Mas, claro, não posso me fixar apenas nas letras e imagens de cenários marítimos e de capitais velozes, porque também estive vagueando por campos brancos, repletos de seixos, macambiras, suçaranas, de declives próximos às barrancas do Rio Gavião. Quando estive próximo à Gameleira, olhando de dentro do carro que chacoalhava pelas descidas de ladeiras íngremes para lá das doze léguas ao sul do Pradoso, e bem mais à oeste da Conquista baiana, procurava por um cenário medievo e respirava a atmosfera do catinguêro contemporâneo, quase que fechando os olhos e sussurrando as quadras inesquecíveis do cantador Elomar. A viagem pela poeira da caatinga do sertão da ressaca aconteceu como uma visita a um lugar conhecido antes, pela poesia do menestrel nativo, porém, foi mais pelo reconhecimento da bravura e da simplicidade de um povo grande, mais até do que o visto em cantoria.

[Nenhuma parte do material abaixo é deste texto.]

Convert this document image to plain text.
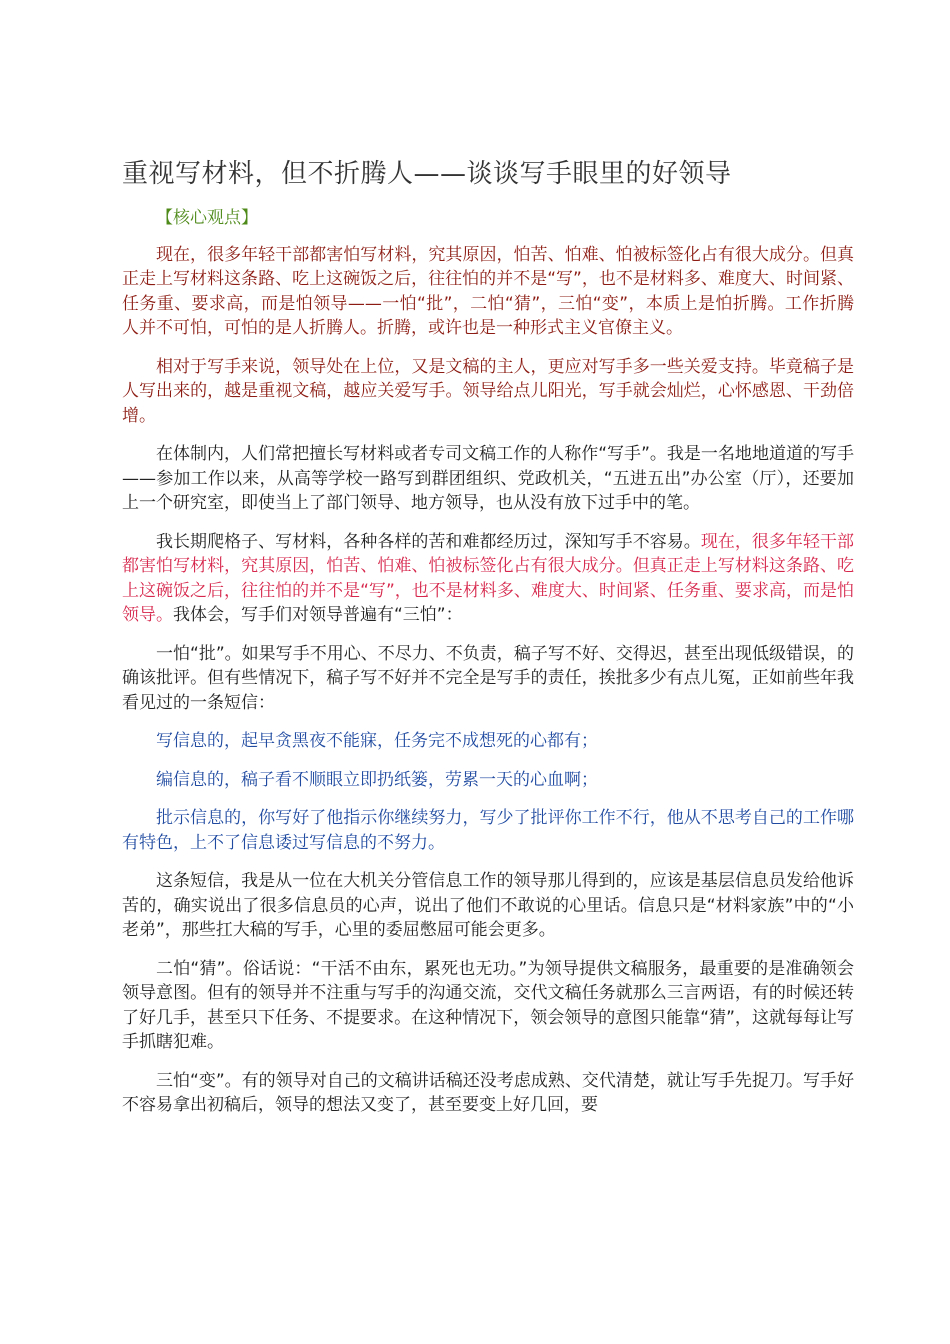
重视写材料，但不折腾人——谈谈写手眼里的好领导
【核心观点】

现在，很多年轻干部都害怕写材料，究其原因，怕苦、怕难、怕被标签化占有很大成分。但真正走上写材料这条路、吃上这碗饭之后，往往怕的并不是“写”，也不是材料多、难度大、时间紧、任务重、要求高，而是怕领导——一怕“批”，二怕“猜”，三怕“变”，本质上是怕折腾。工作折腾人并不可怕，可怕的是人折腾人。折腾，或许也是一种形式主义官僚主义。

相对于写手来说，领导处在上位，又是文稿的主人，更应对写手多一些关爱支持。毕竟稿子是人写出来的，越是重视文稿，越应关爱写手。领导给点儿阳光，写手就会灿烂，心怀感恩、干劲倍增。

在体制内，人们常把擅长写材料或者专司文稿工作的人称作“写手”。我是一名地地道道的写手——参加工作以来，从高等学校一路写到群团组织、党政机关，“五进五出”办公室（厅），还要加上一个研究室，即使当上了部门领导、地方领导，也从没有放下过手中的笔。

我长期爬格子、写材料，各种各样的苦和难都经历过，深知写手不容易。现在，很多年轻干部都害怕写材料，究其原因，怕苦、怕难、怕被标签化占有很大成分。但真正走上写材料这条路、吃上这碗饭之后，往往怕的并不是“写”，也不是材料多、难度大、时间紧、任务重、要求高，而是怕领导。我体会，写手们对领导普遍有“三怕”：

一怕“批”。如果写手不用心、不尽力、不负责，稿子写不好、交得迟，甚至出现低级错误，的确该批评。但有些情况下，稿子写不好并不完全是写手的责任，挨批多少有点儿冤，正如前些年我看见过的一条短信：

写信息的，起早贪黑夜不能寐，任务完不成想死的心都有；

编信息的，稿子看不顺眼立即扔纸篓，劳累一天的心血啊；

批示信息的，你写好了他指示你继续努力，写少了批评你工作不行，他从不思考自己的工作哪有特色，上不了信息诿过写信息的不努力。

这条短信，我是从一位在大机关分管信息工作的领导那儿得到的，应该是基层信息员发给他诉苦的，确实说出了很多信息员的心声，说出了他们不敢说的心里话。信息只是“材料家族”中的“小老弟”，那些扛大稿的写手，心里的委屈憋屈可能会更多。

二怕“猜”。俗话说：“干活不由东，累死也无功。”为领导提供文稿服务，最重要的是准确领会领导意图。但有的领导并不注重与写手的沟通交流，交代文稿任务就那么三言两语，有的时候还转了好几手，甚至只下任务、不提要求。在这种情况下，领会领导的意图只能靠“猜”，这就每每让写手抓瞎犯难。

三怕“变”。有的领导对自己的文稿讲话稿还没考虑成熟、交代清楚，就让写手先捉刀。写手好不容易拿出初稿后，领导的想法又变了，甚至要变上好几回，要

Quiçá, remexendo os recortes do tempo ainda mais antigo, lembro que o som que ecoava nos corredores da escola de primeiro grau na zona sul paulistana falava de um cenário bem próximo, daquele ali logo além do muro, para onde iria alguns dos meus colegas após a última aula. Com uma batida agressiva, de ritmos e rimas contadas na velocidade da respiração de jovens sobreviventes, palavras de um cenário de abandono do poder público e de cotidiano violento me apresentavam imagens das favelas da maior cidade da América Latina. Pela voz de Mano Brown e dos Racionais, conheci, antes mesmo de dobrar a esquina e seguir pelos becos estreitos, os barracos do Jardim Ângela, os campinhos do Piraporinha e os trilhos da via férrea do Grajaú. Que era, na música e na realidade, a última estação para muitos dos próximos a mim.
Enfim, também poderia narrar mais lembranças construídas no agora de situações e imagens vistas no ontem de um sem tempo que recolhi ouvindo de canções por essa trajetória de minhas escutas e mergulhos vários. Poderia acrescentar experiências de primeiros encontros, que não eram bem primeiros, com muitos lugares desse nosso Brasil, tanto dos centros, como das margens, dos mares e demais campos mil. Mas, seria apenas um inventário ficcional de lembranças que ficaram marcadas de alguma forma como parte relevante de minha vida. Portanto, a única vontade que me fica é a de querer escutar mais, perceber os lugares ainda não conhecidos e buscar nas leves letras itinerários que instigam a ir vê-los e senti-los com o peso do próprio corpo.
Sigamos viajando, nos sons, nas letras e nos próprios lugares, tanto nos imaginados, como nos que construímos a cada dia!